Mena El Shazly, Hyperopia
“In July 2023, while I was working on Hyperopia, and for the first time in nearly 30 years, the Port of Vancouver stood still as the International Longshore and Warehouse Union demanded pay increases to recognize their labour. Witnessing the port’s stillness was a reminder to rethink today’s fast-paced urban lifestyles and habits of consumption, especially image consumption.
“Hyperopia responds to today’s overindulgence in and overconsumption of images, and overuse of cellular phones to explore and consume the world. The work proposes that digital navigation gestures are ritualistic: e.g., scrolling is recycled from older hand gestures, constituting the same monotonous movement of using prayer beads.
“The project adopts the methodology of the Crystalist artists’ movement in Sudan, which suggests a crystal’s semblance (outer appearance) and its essence (inner reality) oscillate and extend infinitely inward and outward. The work examines the value of not preserving an image in its original state. Hyperopia deals with this idea of seeing in excess, including seeing beyond or between images, seeing in layers, overconsumption of images, exhausting one’s vision, and the vision turning back to the person looking.
“The three moss samples are from Pacific Spirit Park, created in collaboration with Drew Hall at Samuels Lab in the department of botany at UBC. The microscopic scenes show plant cell walls that have unique behaviours around water. Starting with hydrophobic structures, with their cuticular wax crystals that cause water repellency, and concluding with hydrophilic structures, the moss, which have specialized cell walls for managing water, that embrace their moist habitat and grow on decay.
“In the rain scenes, words and punctuation marks resemble falling rain engaging with limitations of language.
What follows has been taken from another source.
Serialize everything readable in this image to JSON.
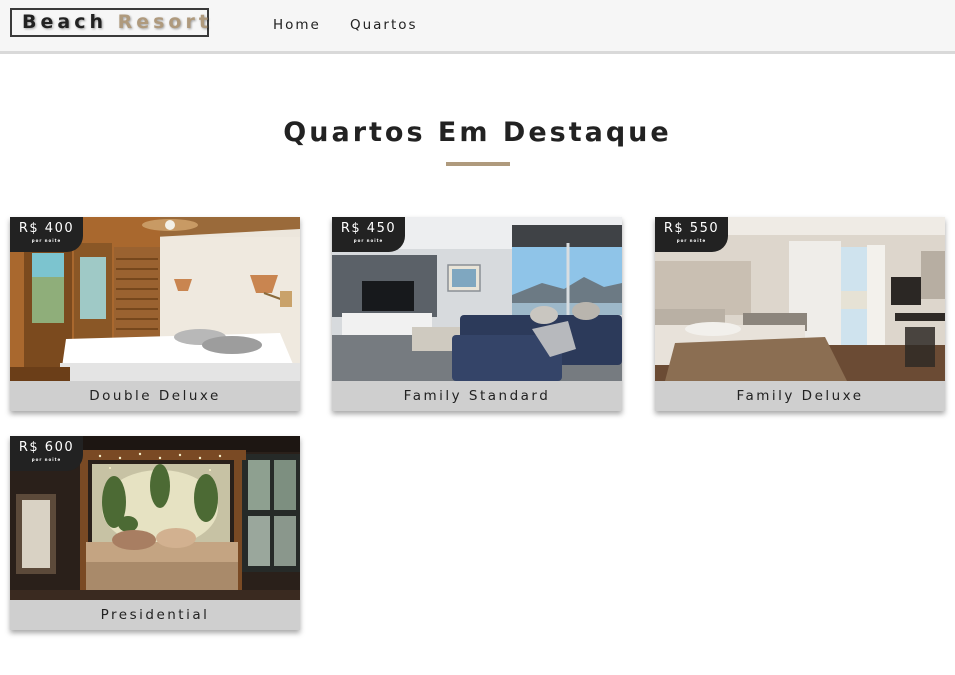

The highly text-based correspondence scene is juxtaposed with the Port of Vancouver’s busy cargo traffic, a reminder about mass consumption and readymades in relation to language and communication.
“The work is dense with glitch and compression techniques, and the use of the colour blue. While in the analog video circuit, blue means no signal, it ‘has great potential in showing internal dimensions and depths’, according to the Crystalist manifesto, and therefore ‘has the ability to create a Crystalist vision.’
“Read the translated Crystalist manifesto here.”
Parumveer Walia, For When They Come Knocking
“For When They Come Knocking looks at how domestic spaces are undone and exposed, especially for queer folks. Queer lives are made into a public spectacle–something for people to stipulate–and the show examines this emotional experience. Inspired by the AIDS crisis and the Lavender Scare, the work takes archival news and audio clippings from these eras and puts them in close proximity to more intimate, tender, quotidian visuals. Family pictures and a film about two brothers are seen next to propagandistic newspapers and media, bringing the viewer into a tense middle-space where the outside and inside worlds seem to be colliding. The re-presentation of historical material becomes an invitation to stipulate its contemporary relevance. How far have we come, if at all?”